PHOTO BY KIM SHUTE Browned butter shortbread is an update on a classic cookie. Browning the butter gives it a perfect nutty flavor that combines well with stone fruits.

Peach Shortbread

And finally, no meal is complete without dessert and this browned butter shortbread with stone fruits is a show stopper.

1 cup sugar 1 teaspoon baking powder 2 3/4 cups, plus 2 tablespoons cups, all-purpose flour (or you can measure 3 cups and remove 2 tablespoons flour) 1/4 teaspoon cinnamon 1/8 teaspoon freshly grated nutmeg 1/4 teaspoon salt 1 cup (2 sticks) cold, unsalted butter 1 large egg 2 peaches, pitted and thinly sliced (between 1/8 and 1/4- inch thick)

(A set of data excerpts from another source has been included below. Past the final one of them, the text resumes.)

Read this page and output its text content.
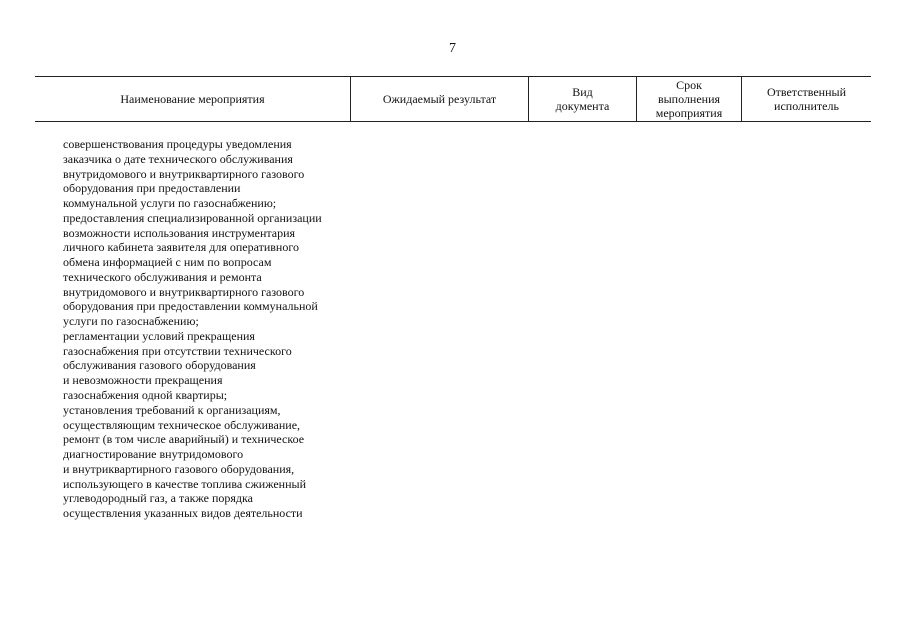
7
Наименование мероприятия	Ожидаемый результат	Вид
документа
Срок
выполнения
мероприятия
Ответственный
исполнитель
совершенствования процедуры уведомления
заказчика о дате технического обслуживания
внутридомового и внутриквартирного газового
оборудования при предоставлении
коммунальной услуги по газоснабжению;
предоставления специализированной организации
возможности использования инструментария
личного кабинета заявителя для оперативного
обмена информацией с ним по вопросам
технического обслуживания и ремонта
внутридомового и внутриквартирного газового
оборудования при предоставлении коммунальной
услуги по газоснабжению;
регламентации условий прекращения
газоснабжения при отсутствии технического
обслуживания газового оборудования
и невозможности прекращения
газоснабжения одной квартиры;
установления требований к организациям,
осуществляющим техническое обслуживание,
ремонт (в том числе аварийный) и техническое
диагностирование внутридомового
и внутриквартирного газового оборудования,
использующего в качестве топлива сжиженный
углеводородный газ, а также порядка
осуществления указанных видов деятельности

Brown your butter: Melt butter in a small/medium saucepan over medium-low heat. It will melt, then foam, then turn clear golden and finally start to turn brown and smell nutty. Stir frequently, scraping up any bits from the bottom as you do. Keep your eyes on it; it burns very quickly after it browns, especially the very second you turn around to do something else. Set it in the freezer until solid (about 30 minutes). Preheat the oven to 375-degrees Fahrenheit. Butter a 9×13-inch pan or spray it with a nonstick spray. In a medium bowl, stir together sugar, baking powder, flour, salt and spices with a whisk. Use a pastry blender, fork or your fingertips, blend the solidified brown butter and egg into the flour mixture. It will be crumbly. Pat 3/4 of the crumbs into the bottom of the prepared pan, pressing firmly. Tile peach slices over crumb base in a single layer. Scatter remaining crumbs evenly over peaches and bake in preheated oven for 30 minutes, until top is slightly brown and you can see a little color around the edges. Cool completely in pan before cutting into squares.